I made my purchases and drove home in silence, still angrily naming off the blessings that I wasn't at all grateful for at the moment. At home I lugged the plastic bags from my trunk and up the stairs to my apartment. Following the sucky pattern of my day, one of the bags ripped open and out dropped a candle that I had just bought. I picked up the glass shards and chunks of evergreen scented wax and started complaining about how the bagger should have double bagged it, how I should be at yoga, how my day should have been very different, how this was not what I deserved.

That's when God reminded me just how gracious He was being towards me. He gently reminded me that tomorrow I have to wake up at 5:30 and be out the door by 6. If this would have happened tomorrow instead of today, I would have had no time to clean this mess before work. How tomorrow the fire department is doing inspections in every apartment and if this would have happened tomorrow instead of today then they would have seen this mess and probably notified the apartment complex. How we could have incurred a fine for letting raw fish goo stink up the apartment if this had happened tomorrow instead of today.
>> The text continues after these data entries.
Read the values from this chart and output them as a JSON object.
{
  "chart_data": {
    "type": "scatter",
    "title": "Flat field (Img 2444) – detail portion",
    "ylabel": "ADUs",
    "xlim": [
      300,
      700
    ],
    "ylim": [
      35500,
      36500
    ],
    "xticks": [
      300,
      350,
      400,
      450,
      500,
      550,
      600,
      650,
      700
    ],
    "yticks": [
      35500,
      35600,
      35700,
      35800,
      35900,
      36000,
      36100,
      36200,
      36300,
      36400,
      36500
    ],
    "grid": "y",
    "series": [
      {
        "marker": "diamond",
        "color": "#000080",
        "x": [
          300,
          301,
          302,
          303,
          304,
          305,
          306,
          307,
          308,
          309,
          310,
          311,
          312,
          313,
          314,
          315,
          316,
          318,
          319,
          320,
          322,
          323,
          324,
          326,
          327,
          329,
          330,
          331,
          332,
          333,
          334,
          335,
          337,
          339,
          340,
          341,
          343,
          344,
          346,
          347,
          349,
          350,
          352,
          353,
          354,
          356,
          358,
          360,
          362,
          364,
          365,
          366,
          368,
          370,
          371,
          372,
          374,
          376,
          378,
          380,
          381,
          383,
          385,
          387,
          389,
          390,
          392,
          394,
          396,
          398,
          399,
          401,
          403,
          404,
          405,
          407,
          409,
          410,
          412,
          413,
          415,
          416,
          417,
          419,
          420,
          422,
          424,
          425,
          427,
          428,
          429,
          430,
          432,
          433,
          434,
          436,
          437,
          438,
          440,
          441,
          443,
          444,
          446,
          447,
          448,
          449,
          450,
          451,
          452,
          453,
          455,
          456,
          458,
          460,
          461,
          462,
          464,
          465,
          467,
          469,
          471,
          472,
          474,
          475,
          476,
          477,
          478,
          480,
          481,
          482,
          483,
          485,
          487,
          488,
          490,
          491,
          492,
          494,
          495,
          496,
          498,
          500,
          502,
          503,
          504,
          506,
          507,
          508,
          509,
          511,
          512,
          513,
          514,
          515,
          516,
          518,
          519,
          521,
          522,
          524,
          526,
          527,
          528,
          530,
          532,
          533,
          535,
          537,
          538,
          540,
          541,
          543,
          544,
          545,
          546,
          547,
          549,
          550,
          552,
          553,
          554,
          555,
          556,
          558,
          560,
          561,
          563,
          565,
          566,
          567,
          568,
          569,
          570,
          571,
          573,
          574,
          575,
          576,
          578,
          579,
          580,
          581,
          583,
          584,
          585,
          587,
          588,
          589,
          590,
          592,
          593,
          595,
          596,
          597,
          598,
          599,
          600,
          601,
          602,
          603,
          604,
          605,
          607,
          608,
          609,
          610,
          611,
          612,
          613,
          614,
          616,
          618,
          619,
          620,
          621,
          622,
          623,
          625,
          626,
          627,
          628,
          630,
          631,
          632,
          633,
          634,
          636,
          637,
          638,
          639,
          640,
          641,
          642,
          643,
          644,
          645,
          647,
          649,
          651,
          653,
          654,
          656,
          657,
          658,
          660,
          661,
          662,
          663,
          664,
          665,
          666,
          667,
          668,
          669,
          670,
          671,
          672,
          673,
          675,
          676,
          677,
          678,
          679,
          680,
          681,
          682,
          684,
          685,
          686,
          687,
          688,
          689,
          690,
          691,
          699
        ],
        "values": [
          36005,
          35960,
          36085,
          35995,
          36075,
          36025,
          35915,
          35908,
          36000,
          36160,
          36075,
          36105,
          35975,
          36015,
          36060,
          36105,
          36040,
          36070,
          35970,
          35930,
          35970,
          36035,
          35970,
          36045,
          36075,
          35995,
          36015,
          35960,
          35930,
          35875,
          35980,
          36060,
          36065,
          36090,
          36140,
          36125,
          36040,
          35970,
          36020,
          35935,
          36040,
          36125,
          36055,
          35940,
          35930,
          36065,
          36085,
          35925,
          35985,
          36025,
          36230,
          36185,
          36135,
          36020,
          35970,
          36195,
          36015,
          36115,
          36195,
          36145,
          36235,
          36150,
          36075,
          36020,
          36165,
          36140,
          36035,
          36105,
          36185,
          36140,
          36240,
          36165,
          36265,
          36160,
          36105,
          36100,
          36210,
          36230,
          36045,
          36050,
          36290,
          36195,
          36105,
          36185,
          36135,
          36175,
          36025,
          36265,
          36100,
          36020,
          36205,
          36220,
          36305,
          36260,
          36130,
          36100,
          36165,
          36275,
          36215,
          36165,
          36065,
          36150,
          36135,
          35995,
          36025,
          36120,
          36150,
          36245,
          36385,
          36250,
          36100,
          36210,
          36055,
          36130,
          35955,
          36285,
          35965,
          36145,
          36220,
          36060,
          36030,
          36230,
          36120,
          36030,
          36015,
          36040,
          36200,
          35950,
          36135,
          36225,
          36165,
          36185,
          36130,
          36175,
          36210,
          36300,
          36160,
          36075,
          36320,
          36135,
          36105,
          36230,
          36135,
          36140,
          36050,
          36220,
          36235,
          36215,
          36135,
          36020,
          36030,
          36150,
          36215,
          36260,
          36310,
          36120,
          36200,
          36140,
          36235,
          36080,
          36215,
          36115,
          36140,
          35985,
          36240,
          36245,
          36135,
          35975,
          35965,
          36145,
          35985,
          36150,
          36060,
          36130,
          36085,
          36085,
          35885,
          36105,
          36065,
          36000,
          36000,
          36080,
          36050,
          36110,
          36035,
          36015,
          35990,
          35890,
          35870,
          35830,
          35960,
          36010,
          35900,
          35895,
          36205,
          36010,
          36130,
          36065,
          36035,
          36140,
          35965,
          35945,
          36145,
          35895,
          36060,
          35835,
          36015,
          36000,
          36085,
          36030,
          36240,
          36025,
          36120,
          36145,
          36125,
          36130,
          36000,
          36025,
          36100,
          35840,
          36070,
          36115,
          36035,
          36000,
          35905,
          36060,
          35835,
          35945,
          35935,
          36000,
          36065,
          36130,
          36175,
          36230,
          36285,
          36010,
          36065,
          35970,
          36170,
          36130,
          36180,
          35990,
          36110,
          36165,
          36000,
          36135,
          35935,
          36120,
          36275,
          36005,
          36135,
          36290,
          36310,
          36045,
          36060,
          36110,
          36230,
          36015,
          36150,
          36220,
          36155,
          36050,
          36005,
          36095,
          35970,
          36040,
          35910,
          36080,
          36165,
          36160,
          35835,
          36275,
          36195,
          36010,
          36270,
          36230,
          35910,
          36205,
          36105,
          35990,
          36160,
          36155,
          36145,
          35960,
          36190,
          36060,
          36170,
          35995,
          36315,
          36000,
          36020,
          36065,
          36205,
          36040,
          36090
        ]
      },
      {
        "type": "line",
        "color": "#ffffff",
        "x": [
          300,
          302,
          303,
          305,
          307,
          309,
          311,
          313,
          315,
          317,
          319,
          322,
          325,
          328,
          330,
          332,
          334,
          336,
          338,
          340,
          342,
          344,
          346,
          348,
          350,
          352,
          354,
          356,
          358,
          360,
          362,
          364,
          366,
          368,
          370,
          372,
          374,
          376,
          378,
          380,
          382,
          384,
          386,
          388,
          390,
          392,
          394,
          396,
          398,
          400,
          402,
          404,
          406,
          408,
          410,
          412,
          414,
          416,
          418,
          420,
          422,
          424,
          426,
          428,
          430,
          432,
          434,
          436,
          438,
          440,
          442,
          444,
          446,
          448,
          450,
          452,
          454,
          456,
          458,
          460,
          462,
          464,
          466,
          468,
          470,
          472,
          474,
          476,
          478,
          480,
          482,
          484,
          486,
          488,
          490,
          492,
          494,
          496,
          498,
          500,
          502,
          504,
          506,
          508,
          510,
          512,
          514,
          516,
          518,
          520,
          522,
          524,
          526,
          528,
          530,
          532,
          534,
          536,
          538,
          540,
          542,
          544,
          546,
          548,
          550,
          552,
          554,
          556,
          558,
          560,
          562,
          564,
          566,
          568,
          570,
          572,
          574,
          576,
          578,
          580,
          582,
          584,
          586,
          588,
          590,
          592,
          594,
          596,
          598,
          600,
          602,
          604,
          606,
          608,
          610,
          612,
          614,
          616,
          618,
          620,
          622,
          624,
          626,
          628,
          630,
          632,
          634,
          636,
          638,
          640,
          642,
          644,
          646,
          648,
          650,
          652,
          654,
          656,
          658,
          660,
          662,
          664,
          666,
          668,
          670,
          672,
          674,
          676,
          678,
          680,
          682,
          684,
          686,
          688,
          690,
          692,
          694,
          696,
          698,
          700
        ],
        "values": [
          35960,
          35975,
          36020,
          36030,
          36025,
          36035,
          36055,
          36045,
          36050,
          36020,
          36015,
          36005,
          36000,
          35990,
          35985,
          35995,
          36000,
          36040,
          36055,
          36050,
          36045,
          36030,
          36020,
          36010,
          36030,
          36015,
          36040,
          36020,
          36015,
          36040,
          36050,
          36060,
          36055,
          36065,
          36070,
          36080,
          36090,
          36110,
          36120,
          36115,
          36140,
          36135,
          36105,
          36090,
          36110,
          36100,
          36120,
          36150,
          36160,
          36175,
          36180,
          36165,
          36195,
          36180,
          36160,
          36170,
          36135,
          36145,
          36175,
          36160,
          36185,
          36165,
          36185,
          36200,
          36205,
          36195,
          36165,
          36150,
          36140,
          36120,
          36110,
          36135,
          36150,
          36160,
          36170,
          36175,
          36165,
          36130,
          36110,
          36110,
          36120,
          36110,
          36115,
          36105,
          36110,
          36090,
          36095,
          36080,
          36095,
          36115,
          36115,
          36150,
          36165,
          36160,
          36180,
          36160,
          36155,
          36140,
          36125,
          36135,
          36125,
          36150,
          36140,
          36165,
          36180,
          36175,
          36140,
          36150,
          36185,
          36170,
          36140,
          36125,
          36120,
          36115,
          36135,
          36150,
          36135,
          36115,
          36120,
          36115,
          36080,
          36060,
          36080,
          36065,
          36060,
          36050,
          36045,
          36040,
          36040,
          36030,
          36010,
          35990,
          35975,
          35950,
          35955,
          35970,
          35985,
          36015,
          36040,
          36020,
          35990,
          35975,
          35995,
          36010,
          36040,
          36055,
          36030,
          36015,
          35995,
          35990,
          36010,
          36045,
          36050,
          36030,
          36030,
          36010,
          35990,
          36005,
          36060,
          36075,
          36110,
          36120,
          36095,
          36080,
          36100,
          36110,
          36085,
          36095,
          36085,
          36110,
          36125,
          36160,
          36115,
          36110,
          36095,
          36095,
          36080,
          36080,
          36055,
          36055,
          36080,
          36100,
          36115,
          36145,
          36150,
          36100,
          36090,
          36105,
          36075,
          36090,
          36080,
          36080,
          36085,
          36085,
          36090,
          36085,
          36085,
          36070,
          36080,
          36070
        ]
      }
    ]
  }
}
God's timing may not always appear best at first sight, but it always is.

There's nothing like a good slap on the wrist to make my stubborn tail cower between my legs. I usually have to learn (and re-learn) the hard way. This is just another example of how generous and gracious God is towards me even when I spend all morning doing nothing but complaining.

My mind automatically goes to Psalm 115:3 which says, "Our God is in the heavens; he does all that he pleases." and I'm so happy that it's true. It may sound funny, but God is good to me even when my apartment smells like rotting fish.